Mercoledì 24 e giovedì 25 giugno, Comunale Nouveau
Cluster
di Edward Clug
Balletto di Maribor

Cluster è un evento di danza contemporanea virtuoso e antologico – sia dal punto di vista tecnico che estetico, che fonde la danza classica, neoclassica e contemporanea, presentato dal Balletto del Teatro Nazionale Sloveno di Maribor, con le coreografie di Edward Clug, uno dei nomi più influenti della scena europea attuale.
Il programma di Cluster prevede l’esecuzione di quattro opere coreografiche – Proof, Mutual Comfort, Handman, Cluster, scelte tra le più suggestive create dal danzatore e coreografo rumeno dal 2015 e al 2022 per i prestigiosi Nederlands Dans Theater 1 e 2, che mettono in risalto la versatilità e la tecnica della compagnia slovena e offrono una combinazione sorprendente di movimento poetico, profondità intellettuale e virtuosismo tecnico.
Figura di spicco nel panorama internazionale della danza contemporanea, noto per il suo stile innovativo, Clug dirige il Balletto di Maribor da oltre vent’anni, fondendo elementi tradizionali e contemporanei.

 

Lunedì 29 giugno, Rione San Nicolò
MDLSX
di Motus
viaggio teatrale di Silvia Calderoni
concepito nel formato Dj/Vj set

MDLSX è ordigno sonoro, inno lisergico e solitario alla libertà di divenire, al gender b(l)ending, all’essere altro dai confini del corpo, dal colore della pelle, dalla nazionalità imposta, dalla territorialità forzata, dall’appartenenza a una Patria.
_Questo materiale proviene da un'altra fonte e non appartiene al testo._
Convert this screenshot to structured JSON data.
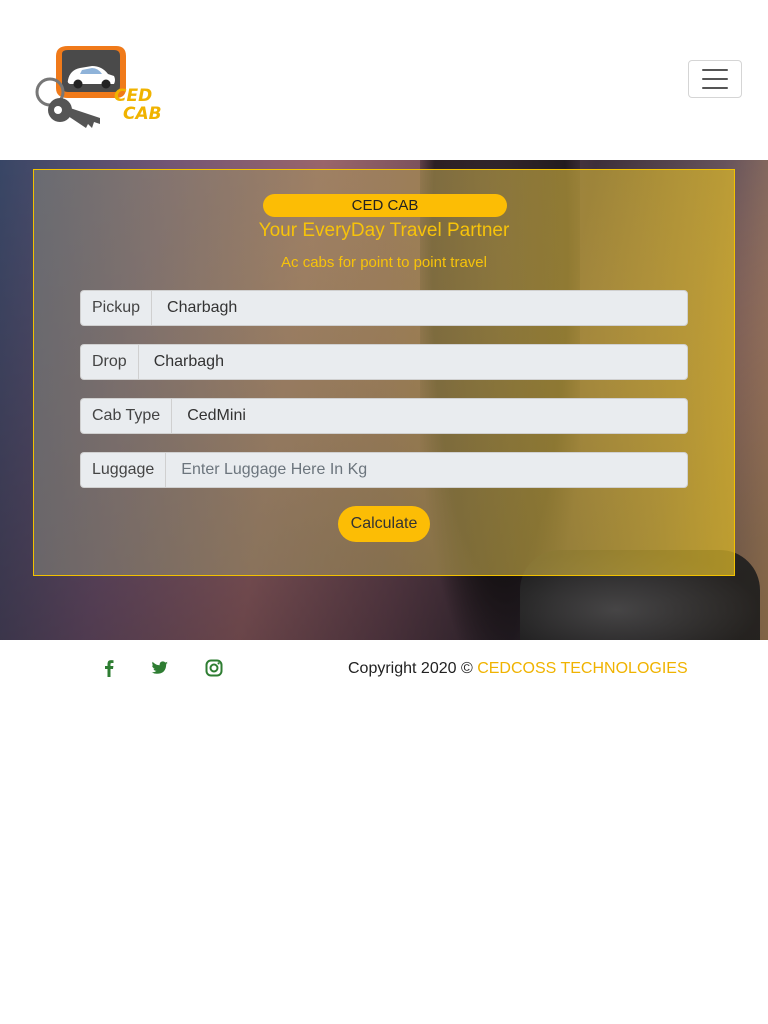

Ed è verso la fuoriuscita dalle categorie – tutte, anche artistiche – che MDLSX tende: è uno “scandaloso” viaggio teatrale di Silvia Calderoni che – dopo 10 anni con Motus – si avventura in questo esperimento concepito nel formato di un eccentrico Dj/Vj set. 
MDLSX è una Performance-Mostro, in cui collidono brandelli autobiografici ed evocazioni letterarie, oscillando tra fiction e realtà. MDLSX si muove da Gender Trouble a Undoing Gender.
Appartenere alle molteplicità, non alle categorie imposte: il cambiamento necessario è talmente profondo che si dice sia impossibile, talmente profondo che si dice sia inimmaginabile – ma l’impossibile arriverà e l’inimmaginabile è inevitabile. Un audace coming out teatrale, che dialoga con la storia di Calliope/Cal del romanzo Middlesex.